Instrumental in these efforts was Jane Rowat, who along with Associate Dean Densen, spent hours brainstorming and planning the learning communities as the nexus between curriculum and student affairs. After some adjustments and approval from Robert Kelch, MD, then dean of the Carver College of Medicine, the LCs were formed, and funding was arranged for more staff and faculty.

Launch of the learning communities

The physical home of the LCs was to be in the new Medical Education Research Facility (MERF), which was under construction at the time. Densen and Rowat visited other institutions during the design process. Marian Schwabbauer and Jerry Clancy, assistant deans working with Densen, also contributed to the development and implementation.

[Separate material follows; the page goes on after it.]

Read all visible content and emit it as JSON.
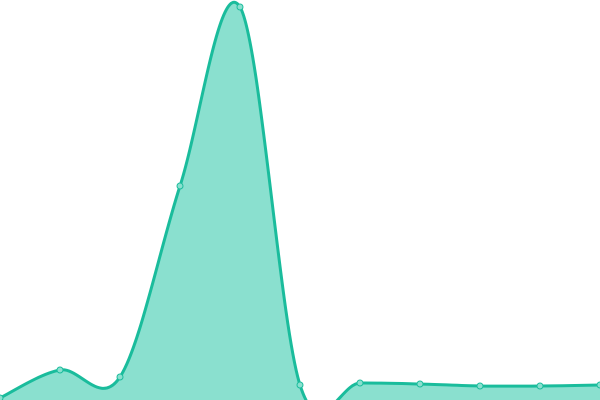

The Carver College of Medicine LCs were among the first five in the country. In the late 90s and early 2000s there was a burst of national interest in medical LCs. In response to this interest, the group took the lead in initiating a national LCI meeting on the UI campus in 2005. Eleven institutions attended this first event—now there are 65 to 75 schools in the national LCI. Rowat, Cathy Solow, Susan Lenoch, Joel Gordon, and Schwabbauer played critical roles in organizing this effort and getting it off the ground. Kristi Ferguson ensured that there was an academic element to the LCI and with her colleagues from other institutions, published the first comprehensive article about medical learning communities.